RI-Singapura Matangkan Proyek Ekspor Listrik Bersih di Kepulauan Riau
Poin Penting
|
TOKYO, investortrust.id – Pemerintah Indonesia dan Singapura terus mempercepat realisasi kerja sama strategis ekspor listrik bersih yang diproyeksikan menjadi pengungkit investasi industri berteknologi tinggi di Tanah Air.
Melalui pemanfaatan energi hijau, kawasan Batam, Bintan, dan Karimun (BBK) di Kepulauan Riau ditargetkan bertransformasi menjadi pusat industri hijau baru yang mampu menarik minat perusahaan teknologi global untuk membangun fasilitas produksi serta pusat data.
Menteri Energi dan Sumber Daya Mineral (ESDM), Bahlil Lahadalia, dalam pertemuannya dengan Menteri Tenaga Kerja sekaligus penanggung jawab energi Singapura, Tan See Leng, di Tokyo pada Minggu (15/3/2026), menyatakan bahwa persiapan lahan untuk kawasan industri tersebut telah mencapai tahap akhir.
Menurut Bahlil, pengembangan wilayah Kepulauan Riau merupakan langkah maju yang signifikan dalam mematangkan persiapan infrastruktur pendukung sebelum proses ekspor energi dilaksanakan.
Baca Juga
RI–Malaysia Perkuat Kolaborasi di Semikonduktor dan Energi Hijau
"Saya sudah mendapat laporan bahwa kawasan industri sudah hampir final. Nanti kita akan bangun di wilayah Kepulauan Riau. Dan ini saya lagi meng-clear-kan.
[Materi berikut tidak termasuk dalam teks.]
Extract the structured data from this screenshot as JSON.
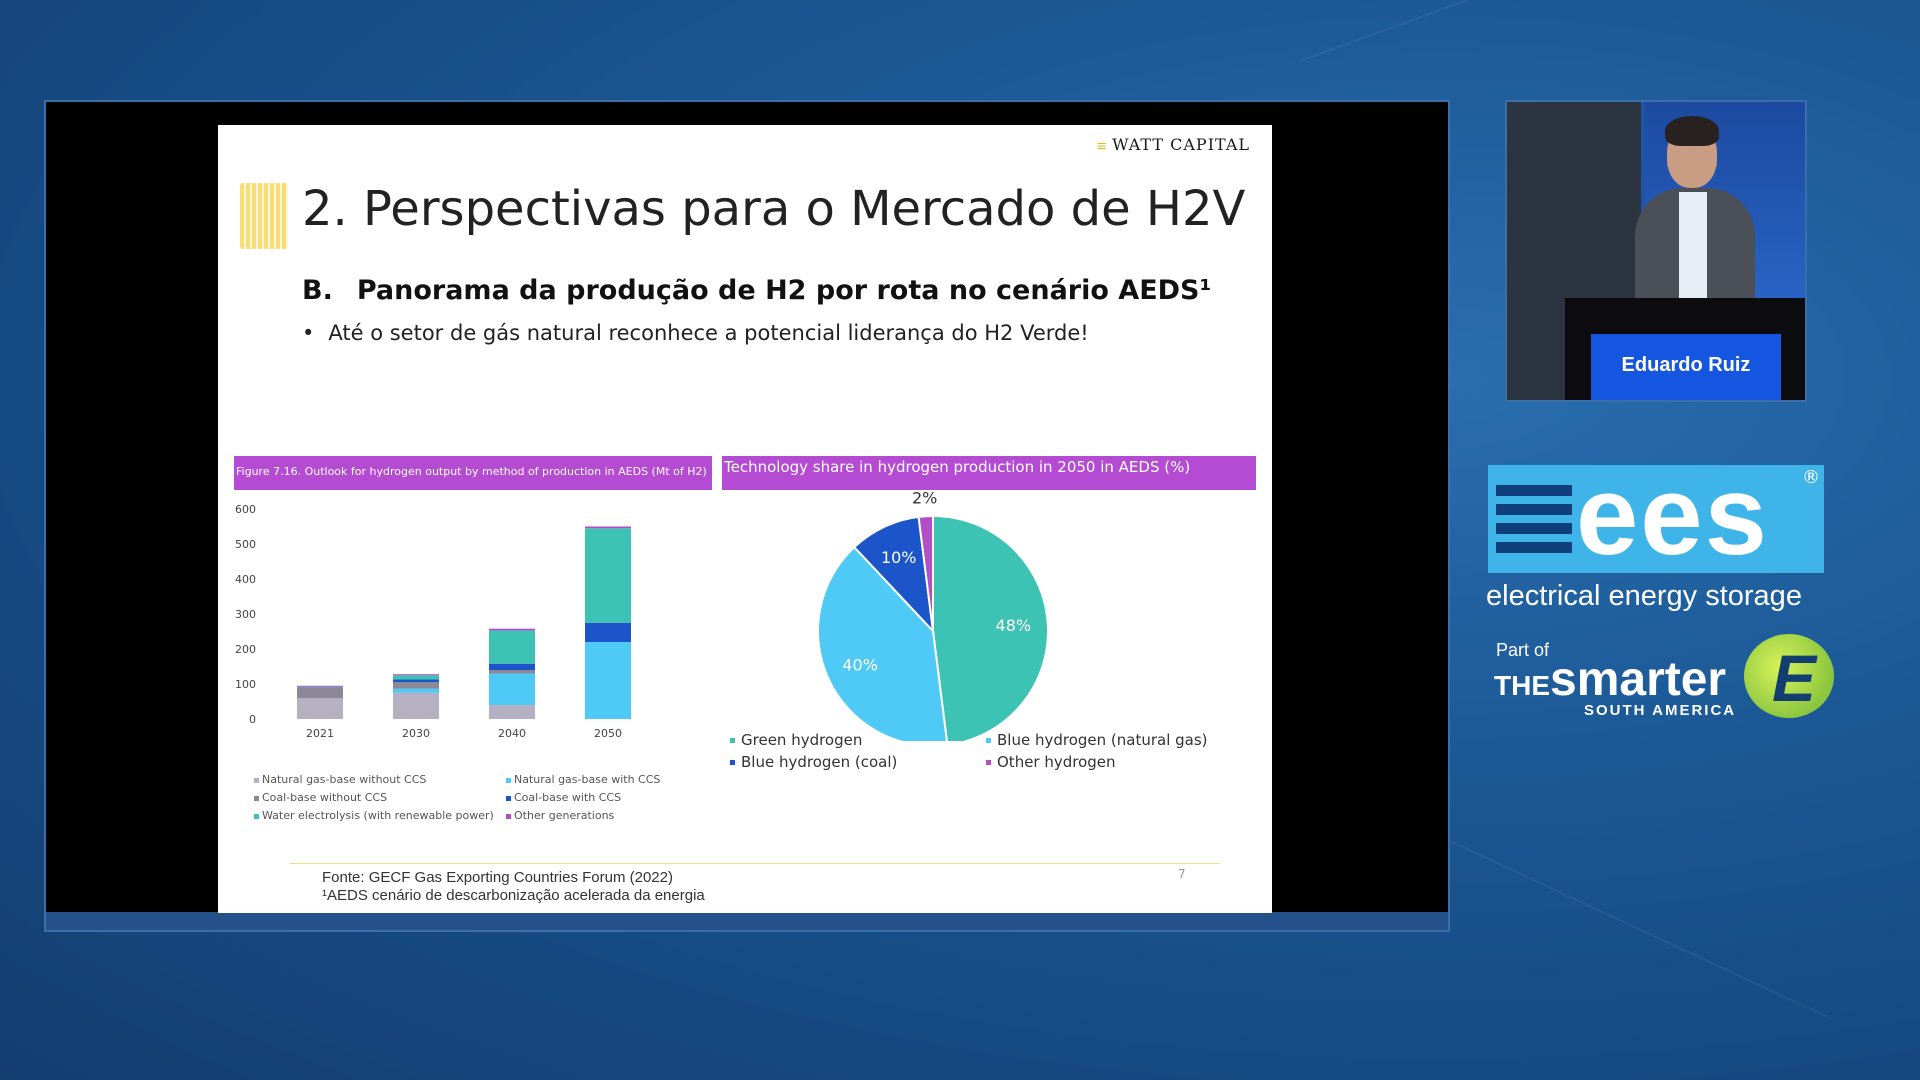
{
  "slide": {
    "logo": "WATT CAPITAL",
    "title": "2. Perspectivas para o Mercado de H2V",
    "subtitle_num": "B.",
    "subtitle": "Panorama da produção de H2 por rota no cenário AEDS¹",
    "bullet": "Até o setor de gás natural reconhece a potencial liderança do H2 Verde!",
    "bar_header": "Figure 7.16. Outlook for hydrogen output by method of production in AEDS (Mt of H2)",
    "pie_header": "Technology share in hydrogen production in 2050 in AEDS (%)",
    "source_line1": "Fonte: GECF    Gas Exporting Countries Forum (2022)",
    "source_line2": "¹AEDS    cenário de descarbonização acelerada da energia",
    "page_number": "7"
  },
  "bar_legend": [
    {
      "label": "Natural gas-base without CCS",
      "color": "#b6b1c2"
    },
    {
      "label": "Natural gas-base with CCS",
      "color": "#4fcaf6"
    },
    {
      "label": "Coal-base without CCS",
      "color": "#8c8896"
    },
    {
      "label": "Coal-base with CCS",
      "color": "#1b55c9"
    },
    {
      "label": "Water electrolysis (with renewable power)",
      "color": "#3cc3b3"
    },
    {
      "label": "Other generations",
      "color": "#b24fc6"
    }
  ],
  "pie_legend": [
    {
      "label": "Green hydrogen",
      "color": "#3cc3b3"
    },
    {
      "label": "Blue hydrogen (natural gas)",
      "color": "#4fcaf6"
    },
    {
      "label": "Blue hydrogen (coal)",
      "color": "#1b55c9"
    },
    {
      "label": "Other hydrogen",
      "color": "#b24fc6"
    }
  ],
  "speaker": {
    "name": "Eduardo Ruiz"
  },
  "branding": {
    "ees": "ees",
    "reg": "®",
    "tagline": "electrical energy storage",
    "part_of": "Part of",
    "the": "THE",
    "smarter": "smarter",
    "south_america": "SOUTH AMERICA",
    "e_mark": "E"
  },
  "chart_data": [
    {
      "type": "bar",
      "stacked": true,
      "title": "Figure 7.16. Outlook for hydrogen output by method of production in AEDS (Mt of H2)",
      "categories": [
        "2021",
        "2030",
        "2040",
        "2050"
      ],
      "ylim": [
        0,
        600
      ],
      "yticks": [
        0,
        100,
        200,
        300,
        400,
        500,
        600
      ],
      "grid": false,
      "series": [
        {
          "name": "Natural gas-base without CCS",
          "color": "#b6b1c2",
          "values": [
            60,
            75,
            40,
            0
          ]
        },
        {
          "name": "Natural gas-base with CCS",
          "color": "#4fcaf6",
          "values": [
            0,
            12,
            90,
            220
          ]
        },
        {
          "name": "Coal-base without CCS",
          "color": "#8c8896",
          "values": [
            30,
            18,
            10,
            0
          ]
        },
        {
          "name": "Coal-base with CCS",
          "color": "#1b55c9",
          "values": [
            0,
            8,
            18,
            55
          ]
        },
        {
          "name": "Water electrolysis (with renewable power)",
          "color": "#3cc3b3",
          "values": [
            2,
            12,
            95,
            270
          ]
        },
        {
          "name": "Other generations",
          "color": "#b24fc6",
          "values": [
            3,
            3,
            5,
            5
          ]
        }
      ]
    },
    {
      "type": "pie",
      "title": "Technology share in hydrogen production in 2050 in AEDS (%)",
      "slices": [
        {
          "name": "Green hydrogen",
          "value": 48,
          "label": "48%",
          "color": "#3cc3b3"
        },
        {
          "name": "Blue hydrogen (natural gas)",
          "value": 40,
          "label": "40%",
          "color": "#4fcaf6"
        },
        {
          "name": "Blue hydrogen (coal)",
          "value": 10,
          "label": "10%",
          "color": "#1b55c9"
        },
        {
          "name": "Other hydrogen",
          "value": 2,
          "label": "2%",
          "color": "#b24fc6"
        }
      ],
      "legend": "bottom"
    }
  ]
}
Kalau itu sudah selesai, maka saya pikir ini salah satu kemajuan dalam persiapan," ujar Bahlil Lahadalia dalam pertemuan bilateral tersebut, dikutip laman resmi ESDM.
Senada dengan hal itu, Minister Tan See Leng juga memberikan respons positif dan mengonfirmasi bahwa sebagian besar diskusi teknikal terkait proyek ini telah mengalami kemajuan yang sangat baik.
Selain fokus pada ekspor listrik yang bersumber dari Pembangkit Listrik Tenaga Surya (PLTS), pertemuan ini juga membahas pengembangan teknologi rendah karbon, termasuk penangkapan dan penyimpanan karbon atau Carbon Capture Storage (CCS). Bahlil menegaskan bahwa regulasi mengenai CCS telah dipersiapkan untuk membuka peluang kolaborasi lebih luas. Meski menghadapi tantangan harga energi hijau yang cenderung lebih mahal dibanding energi fosil, skema kerja sama ini tetap memprioritaskan pemenuhan kebutuhan listrik domestik sebagai komitmen utama pemerintah.
Sinergi ini dipandang sebagai bukti nyata kepemimpinan energi di kawasan ASEAN. Dengan dukungan investasi dari Singapura serta sumber daya melimpah milik Indonesia, visi menjadi pemain kunci dalam rantai pasok energi berkelanjutan kini berada di jalur yang tepat. Implementasi pilot project di kawasan BBK diharapkan dapat segera dimulai dalam waktu dekat sebagai tindak lanjut dari tiga Nota Kesepahaman (MoU) yang telah disepakati sebelumnya oleh kedua negara.